Of concern to India should be PLA presence in Myanmar under pretext development projects, followed by guarding the CMEC like it has happened in Pakistan. Both Myanmar and India are committed to not let their territory be used for activities against the other. But Myanmar has large tracts of difficult terrain and China will continue sub-conventional pressure on India and Myanmar through its proxies. Perhaps the security situation may have emerged more clearly in one-to-one closed door meeting between General Min Aung Hlaing and Indian Army Chief General MM Narvane.
President Xi Jinping recently said he stands ready with Bangladesh to better align both countries strategies and promote construction of his Belt and Road Initiative (BRI). China’s investments in infrastructure projects in Bangladesh are over US$26 billion with another US$38 billion funding commitments, China has also offered zero-tariff treatment to 97 per cent of Bangladesh’s exports by adding 5,161 more items to the existing list of 3,095 duty-free products. Ports of Kyaukphyu in Myanmar, Gwadar in Pakistan and Hambantotoain Sri Lanka would give China immense influence over the Indian Ocean. A port under Chinese control in Bangladesh would add to Chinese clout in the region. With Nepal fully in its bag, China is focusing on Bangladesh and Bhutan to complete its hold over South Asia.

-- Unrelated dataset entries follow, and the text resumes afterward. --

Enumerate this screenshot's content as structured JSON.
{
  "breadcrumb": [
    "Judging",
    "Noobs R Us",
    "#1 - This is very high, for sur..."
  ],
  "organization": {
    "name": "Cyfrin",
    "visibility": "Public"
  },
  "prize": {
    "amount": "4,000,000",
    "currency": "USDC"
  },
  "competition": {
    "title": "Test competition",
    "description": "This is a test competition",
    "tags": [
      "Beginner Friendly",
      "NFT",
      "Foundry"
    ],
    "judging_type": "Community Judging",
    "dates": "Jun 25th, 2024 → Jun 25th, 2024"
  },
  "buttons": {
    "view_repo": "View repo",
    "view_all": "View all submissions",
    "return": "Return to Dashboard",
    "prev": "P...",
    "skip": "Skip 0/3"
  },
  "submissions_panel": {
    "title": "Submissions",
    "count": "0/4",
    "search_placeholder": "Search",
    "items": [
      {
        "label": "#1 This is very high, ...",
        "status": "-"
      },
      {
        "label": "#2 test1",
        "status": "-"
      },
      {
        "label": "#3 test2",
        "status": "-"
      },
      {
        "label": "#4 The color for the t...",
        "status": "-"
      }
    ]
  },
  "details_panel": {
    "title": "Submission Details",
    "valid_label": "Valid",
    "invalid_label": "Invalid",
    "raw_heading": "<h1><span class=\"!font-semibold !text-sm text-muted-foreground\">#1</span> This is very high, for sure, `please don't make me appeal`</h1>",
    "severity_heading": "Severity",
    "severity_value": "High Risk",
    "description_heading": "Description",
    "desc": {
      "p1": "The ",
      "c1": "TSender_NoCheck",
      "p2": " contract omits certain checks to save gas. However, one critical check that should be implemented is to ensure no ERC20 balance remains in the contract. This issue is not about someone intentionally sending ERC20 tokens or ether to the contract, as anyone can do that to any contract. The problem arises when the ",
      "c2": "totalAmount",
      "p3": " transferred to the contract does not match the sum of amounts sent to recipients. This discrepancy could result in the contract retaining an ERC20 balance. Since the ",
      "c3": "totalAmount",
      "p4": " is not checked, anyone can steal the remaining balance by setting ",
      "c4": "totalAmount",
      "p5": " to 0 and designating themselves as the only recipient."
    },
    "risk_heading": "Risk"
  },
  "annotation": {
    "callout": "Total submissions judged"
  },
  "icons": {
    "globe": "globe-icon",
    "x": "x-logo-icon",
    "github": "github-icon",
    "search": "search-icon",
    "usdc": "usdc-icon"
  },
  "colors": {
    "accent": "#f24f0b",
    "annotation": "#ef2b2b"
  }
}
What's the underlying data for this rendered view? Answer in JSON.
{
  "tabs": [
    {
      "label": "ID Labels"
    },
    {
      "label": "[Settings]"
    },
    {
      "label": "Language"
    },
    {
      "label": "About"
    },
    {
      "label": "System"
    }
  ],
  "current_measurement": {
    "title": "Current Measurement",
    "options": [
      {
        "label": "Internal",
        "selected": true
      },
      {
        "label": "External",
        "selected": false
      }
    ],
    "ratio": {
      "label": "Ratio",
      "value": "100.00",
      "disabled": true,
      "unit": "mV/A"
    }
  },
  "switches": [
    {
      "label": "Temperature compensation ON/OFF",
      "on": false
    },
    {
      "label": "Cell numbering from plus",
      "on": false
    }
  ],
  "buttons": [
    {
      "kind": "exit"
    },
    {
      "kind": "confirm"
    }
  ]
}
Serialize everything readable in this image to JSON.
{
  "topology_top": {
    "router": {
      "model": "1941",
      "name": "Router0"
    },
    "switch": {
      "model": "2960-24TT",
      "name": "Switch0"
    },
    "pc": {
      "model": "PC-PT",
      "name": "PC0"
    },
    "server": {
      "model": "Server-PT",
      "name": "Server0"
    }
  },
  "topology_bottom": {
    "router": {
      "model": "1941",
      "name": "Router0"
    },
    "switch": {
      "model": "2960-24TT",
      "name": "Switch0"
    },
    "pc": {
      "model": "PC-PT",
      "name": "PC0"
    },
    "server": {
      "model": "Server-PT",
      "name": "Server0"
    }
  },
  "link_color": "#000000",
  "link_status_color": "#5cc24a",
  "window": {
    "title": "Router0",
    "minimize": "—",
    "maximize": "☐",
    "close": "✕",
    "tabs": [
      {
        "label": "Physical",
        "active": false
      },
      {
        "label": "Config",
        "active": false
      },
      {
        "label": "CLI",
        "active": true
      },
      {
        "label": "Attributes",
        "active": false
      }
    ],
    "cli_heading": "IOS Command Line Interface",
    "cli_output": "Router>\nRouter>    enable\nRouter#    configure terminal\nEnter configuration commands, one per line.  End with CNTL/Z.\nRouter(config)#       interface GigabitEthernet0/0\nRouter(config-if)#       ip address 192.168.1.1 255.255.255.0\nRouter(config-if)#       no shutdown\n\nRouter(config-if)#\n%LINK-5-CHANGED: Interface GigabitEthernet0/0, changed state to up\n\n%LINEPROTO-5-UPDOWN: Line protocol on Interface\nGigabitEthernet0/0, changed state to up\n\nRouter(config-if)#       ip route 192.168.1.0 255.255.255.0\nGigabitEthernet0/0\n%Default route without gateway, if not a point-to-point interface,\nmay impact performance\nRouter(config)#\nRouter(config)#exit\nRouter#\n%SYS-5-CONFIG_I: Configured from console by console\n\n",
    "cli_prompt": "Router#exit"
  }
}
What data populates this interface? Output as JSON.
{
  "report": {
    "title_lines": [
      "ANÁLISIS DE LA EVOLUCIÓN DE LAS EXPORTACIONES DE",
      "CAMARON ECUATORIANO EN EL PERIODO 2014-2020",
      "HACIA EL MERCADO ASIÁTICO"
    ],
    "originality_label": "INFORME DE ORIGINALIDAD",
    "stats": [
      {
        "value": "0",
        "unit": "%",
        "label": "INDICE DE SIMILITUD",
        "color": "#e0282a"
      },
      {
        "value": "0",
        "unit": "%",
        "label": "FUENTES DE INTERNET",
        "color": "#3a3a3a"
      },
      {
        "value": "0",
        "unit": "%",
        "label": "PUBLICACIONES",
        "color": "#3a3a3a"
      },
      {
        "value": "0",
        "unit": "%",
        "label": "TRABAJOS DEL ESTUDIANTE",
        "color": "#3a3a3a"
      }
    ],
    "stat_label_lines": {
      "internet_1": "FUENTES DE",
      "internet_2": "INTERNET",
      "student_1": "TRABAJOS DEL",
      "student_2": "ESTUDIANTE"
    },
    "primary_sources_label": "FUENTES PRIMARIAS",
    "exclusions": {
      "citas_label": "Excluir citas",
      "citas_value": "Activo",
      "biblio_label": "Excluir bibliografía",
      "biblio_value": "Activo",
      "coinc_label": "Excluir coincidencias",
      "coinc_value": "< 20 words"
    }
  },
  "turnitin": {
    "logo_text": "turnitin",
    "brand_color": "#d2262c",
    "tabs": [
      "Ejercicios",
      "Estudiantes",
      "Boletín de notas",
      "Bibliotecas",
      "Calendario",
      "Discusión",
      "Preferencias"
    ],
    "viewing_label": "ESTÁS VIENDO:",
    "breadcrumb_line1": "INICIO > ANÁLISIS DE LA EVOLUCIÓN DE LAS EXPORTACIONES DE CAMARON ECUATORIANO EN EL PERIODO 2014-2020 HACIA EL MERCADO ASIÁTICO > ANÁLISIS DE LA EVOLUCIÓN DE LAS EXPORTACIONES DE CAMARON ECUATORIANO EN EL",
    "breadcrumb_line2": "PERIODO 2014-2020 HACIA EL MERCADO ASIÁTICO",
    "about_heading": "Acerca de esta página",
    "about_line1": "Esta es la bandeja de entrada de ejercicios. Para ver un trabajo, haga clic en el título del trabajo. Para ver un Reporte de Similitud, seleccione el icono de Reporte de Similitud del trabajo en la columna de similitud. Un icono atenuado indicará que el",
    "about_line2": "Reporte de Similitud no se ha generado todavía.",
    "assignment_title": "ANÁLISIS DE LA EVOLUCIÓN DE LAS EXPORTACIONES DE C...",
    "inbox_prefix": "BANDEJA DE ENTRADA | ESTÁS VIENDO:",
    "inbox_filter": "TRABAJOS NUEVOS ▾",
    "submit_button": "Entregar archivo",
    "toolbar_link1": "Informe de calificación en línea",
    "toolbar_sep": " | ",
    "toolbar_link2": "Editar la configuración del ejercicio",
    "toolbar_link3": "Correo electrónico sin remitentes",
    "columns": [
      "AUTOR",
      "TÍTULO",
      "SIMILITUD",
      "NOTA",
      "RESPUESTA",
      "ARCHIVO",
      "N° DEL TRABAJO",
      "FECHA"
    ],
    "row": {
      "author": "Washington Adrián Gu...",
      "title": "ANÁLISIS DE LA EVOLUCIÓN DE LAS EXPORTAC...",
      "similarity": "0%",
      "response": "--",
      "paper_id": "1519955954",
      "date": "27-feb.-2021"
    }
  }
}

India is doing what it can to counter increasing Chinese influence but is constrained with limits of its economy and foreign policies of most countries are based on geo-economics. However, India needs to engage neighbours consistently rather than reacting to Beijing’s initiatives. Unlike China and Pakistan, India has also not developed sub-conventional muscle to counter Chinese and Pakistani proxies in their territories as also on foreign soil, even in a country like Afghanistan where possibilities existed. This is a big disadvantage in power play at geostrategic level. Finally, while China is hardening what is termed as ‘string of pearls’ around India, the fallout of greater Chinese influence over the Indian Ocean will directly affect rest of the world. Not recognizing this is de-stabilizing the ‘Indo’ part of the Indo-Pacific would be big folly.